7. Does social media have an impact on purchasing decisions?
Another recent study found that consumers are 67% more
likely to buy from the brands they follow on Twitter, and 51% more likely to
buy from a brand they follow on Facebook.
Social media does impact home buying decisions, but it’s a
slow relationship building process and just shouting “buy this” works on a very
small number of people especially if you have few ‘likes’ and most of them are
your friends and relatives.
The purpose of social media is to get the home buyer to visit your website. It is not to give opinions on social matters. Create a Facebook page strictly for your business.
8. Emotional decisions, rational justifications
Do people make decisions based on emotions or logic?
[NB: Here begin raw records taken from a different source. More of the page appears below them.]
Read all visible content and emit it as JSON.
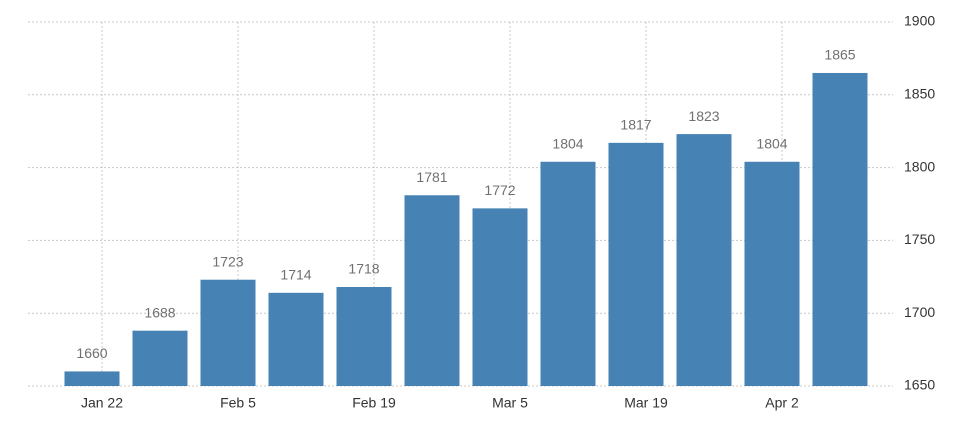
{
  "chart_data": {
    "type": "bar",
    "categories": [
      "Jan 22",
      null,
      "Feb 5",
      null,
      "Feb 19",
      null,
      "Mar 5",
      null,
      "Mar 19",
      null,
      "Apr 2",
      null
    ],
    "values": [
      1660,
      1688,
      1723,
      1714,
      1718,
      1781,
      1772,
      1804,
      1817,
      1823,
      1804,
      1865
    ],
    "color": "#4682b4",
    "ylim": [
      1650,
      1900
    ],
    "yticks": [
      1650,
      1700,
      1750,
      1800,
      1850,
      1900
    ],
    "grid": true
  }
}
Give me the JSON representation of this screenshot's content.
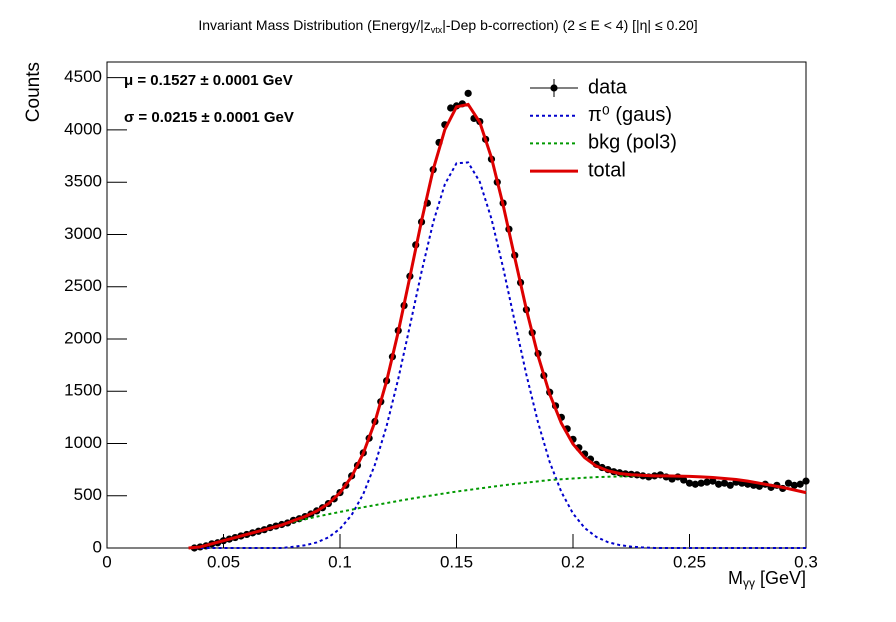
{
  "chart_data": {
    "type": "scatter",
    "title": "Invariant Mass Distribution (Energy/|z",
    "title_sub": "vtx",
    "title_end": "|-Dep b-correction)   (2 ≤ E < 4)   [|η| ≤ 0.20]",
    "x_label": "M",
    "x_label_sub": "γγ",
    "x_label_end": "  [GeV]",
    "y_label": "Counts",
    "annotations": [
      "μ = 0.1527  ± 0.0001 GeV",
      "σ = 0.0215  ± 0.0001 GeV"
    ],
    "xlim": [
      0,
      0.3
    ],
    "ylim": [
      0,
      4650
    ],
    "xticks": [
      0,
      0.05,
      0.1,
      0.15,
      0.2,
      0.25,
      0.3
    ],
    "yticks": [
      0,
      500,
      1000,
      1500,
      2000,
      2500,
      3000,
      3500,
      4000,
      4500
    ],
    "legend": "top-right",
    "x": [
      0.035,
      0.04,
      0.045,
      0.05,
      0.055,
      0.06,
      0.065,
      0.07,
      0.075,
      0.08,
      0.085,
      0.09,
      0.095,
      0.1,
      0.105,
      0.11,
      0.115,
      0.12,
      0.125,
      0.13,
      0.135,
      0.14,
      0.145,
      0.15,
      0.155,
      0.16,
      0.165,
      0.17,
      0.175,
      0.18,
      0.185,
      0.19,
      0.195,
      0.2,
      0.205,
      0.21,
      0.215,
      0.22,
      0.225,
      0.23,
      0.235,
      0.24,
      0.245,
      0.25,
      0.255,
      0.26,
      0.265,
      0.27,
      0.275,
      0.28,
      0.285,
      0.29,
      0.295,
      0.3
    ],
    "series": [
      {
        "name": "data",
        "color": "#000000",
        "type": "points",
        "x": [
          0.0375,
          0.04,
          0.0425,
          0.045,
          0.0475,
          0.05,
          0.0525,
          0.055,
          0.0575,
          0.06,
          0.0625,
          0.065,
          0.0675,
          0.07,
          0.0725,
          0.075,
          0.0775,
          0.08,
          0.0825,
          0.085,
          0.0875,
          0.09,
          0.0925,
          0.095,
          0.0975,
          0.1,
          0.1025,
          0.105,
          0.1075,
          0.11,
          0.1125,
          0.115,
          0.1175,
          0.12,
          0.1225,
          0.125,
          0.1275,
          0.13,
          0.1325,
          0.135,
          0.1375,
          0.14,
          0.1425,
          0.145,
          0.1475,
          0.15,
          0.1525,
          0.155,
          0.1575,
          0.16,
          0.1625,
          0.165,
          0.1675,
          0.17,
          0.1725,
          0.175,
          0.1775,
          0.18,
          0.1825,
          0.185,
          0.1875,
          0.19,
          0.1925,
          0.195,
          0.1975,
          0.2,
          0.2025,
          0.205,
          0.2075,
          0.21,
          0.2125,
          0.215,
          0.2175,
          0.22,
          0.2225,
          0.225,
          0.2275,
          0.23,
          0.2325,
          0.235,
          0.2375,
          0.24,
          0.2425,
          0.245,
          0.2475,
          0.25,
          0.2525,
          0.255,
          0.2575,
          0.26,
          0.2625,
          0.265,
          0.2675,
          0.27,
          0.2725,
          0.275,
          0.2775,
          0.28,
          0.2825,
          0.285,
          0.2875,
          0.29,
          0.2925,
          0.295,
          0.2975,
          0.3
        ],
        "values": [
          0,
          10,
          20,
          40,
          50,
          70,
          85,
          100,
          115,
          130,
          145,
          160,
          175,
          195,
          210,
          225,
          240,
          265,
          280,
          300,
          325,
          355,
          385,
          425,
          470,
          530,
          600,
          690,
          790,
          910,
          1050,
          1210,
          1400,
          1600,
          1830,
          2080,
          2320,
          2600,
          2900,
          3120,
          3300,
          3620,
          3880,
          4050,
          4210,
          4230,
          4250,
          4350,
          4110,
          4080,
          3910,
          3720,
          3500,
          3300,
          3050,
          2800,
          2540,
          2280,
          2060,
          1860,
          1650,
          1490,
          1360,
          1250,
          1140,
          1040,
          960,
          900,
          850,
          800,
          770,
          750,
          730,
          720,
          710,
          705,
          700,
          690,
          680,
          690,
          700,
          680,
          660,
          680,
          650,
          620,
          610,
          620,
          630,
          640,
          610,
          620,
          600,
          630,
          620,
          610,
          600,
          590,
          610,
          580,
          600,
          570,
          620,
          600,
          610,
          640
        ]
      },
      {
        "name": "π⁰ (gaus)",
        "color": "#0000cc",
        "type": "dotted",
        "values": [
          0,
          0,
          0,
          0,
          0,
          0,
          0,
          0,
          0,
          12,
          26,
          53,
          101,
          184,
          316,
          516,
          798,
          1167,
          1618,
          2125,
          2643,
          3116,
          3480,
          3681,
          3689,
          3503,
          3150,
          2683,
          2166,
          1657,
          1201,
          822,
          536,
          330,
          192,
          106,
          56,
          28,
          13,
          5,
          0,
          0,
          0,
          0,
          0,
          0,
          0,
          0,
          0,
          0,
          0,
          0,
          0,
          0
        ]
      },
      {
        "name": "bkg (pol3)",
        "color": "#009900",
        "type": "dotted",
        "values": [
          0,
          10,
          40,
          70,
          100,
          130,
          160,
          190,
          220,
          250,
          275,
          300,
          323,
          345,
          367,
          390,
          410,
          430,
          450,
          470,
          488,
          505,
          523,
          540,
          555,
          570,
          585,
          600,
          613,
          625,
          638,
          650,
          658,
          665,
          672,
          678,
          682,
          685,
          688,
          690,
          690,
          690,
          688,
          685,
          680,
          675,
          665,
          655,
          640,
          620,
          600,
          580,
          555,
          530
        ]
      },
      {
        "name": "total",
        "color": "#dd0000",
        "type": "solid",
        "values": [
          0,
          10,
          40,
          70,
          100,
          130,
          160,
          190,
          220,
          262,
          301,
          353,
          424,
          529,
          683,
          906,
          1208,
          1597,
          2068,
          2595,
          3131,
          3621,
          4003,
          4221,
          4244,
          4073,
          3735,
          3283,
          2779,
          2282,
          1839,
          1472,
          1194,
          995,
          864,
          784,
          738,
          713,
          701,
          695,
          690,
          690,
          688,
          685,
          680,
          675,
          665,
          655,
          640,
          620,
          600,
          580,
          555,
          530
        ]
      }
    ]
  }
}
McCombs marketing professor Raj Raghunathan and
Ph.D. student Szu-Chi Huang point to their research study that shows
comparative features are important, but mostly as justification after a
buyer makes a decision based on emotional response.
Buyers seem compelled to justify their emotional choices
with non-emotional reasons.
Emotions rule in all areas.
The earlier you make the emotional connection with the new
home buyer the better, because once a potential new home buyer decides they
like, either site building or modular, the more difficult it is for them to
backpedal.
Rational thinking will only justify their emotional choice.
9. It’s the subconscious that drives buying decisions
For the last 50 or 60 years, market research as an industry
has relied on an understanding that people make decisions based on rational
conscious thought processes. What the science tells us now is turning that
fundamental belief on its head – most decision making happens at the
non-conscious level.
We have a tendency to focus on facts and numbers, but in
many cases it’s the subliminal that makes people decide one way or the other.
People are complex and we are just beginning to scratch the
surface of what they really want. Sometimes we make buying decisions
even when we aren’t paying attention to the products.
The more you can get a home buyer to move from their sub-conscious
to their conscious level, the better chance you have of helping them decide
that you and modular housing is the best way to go.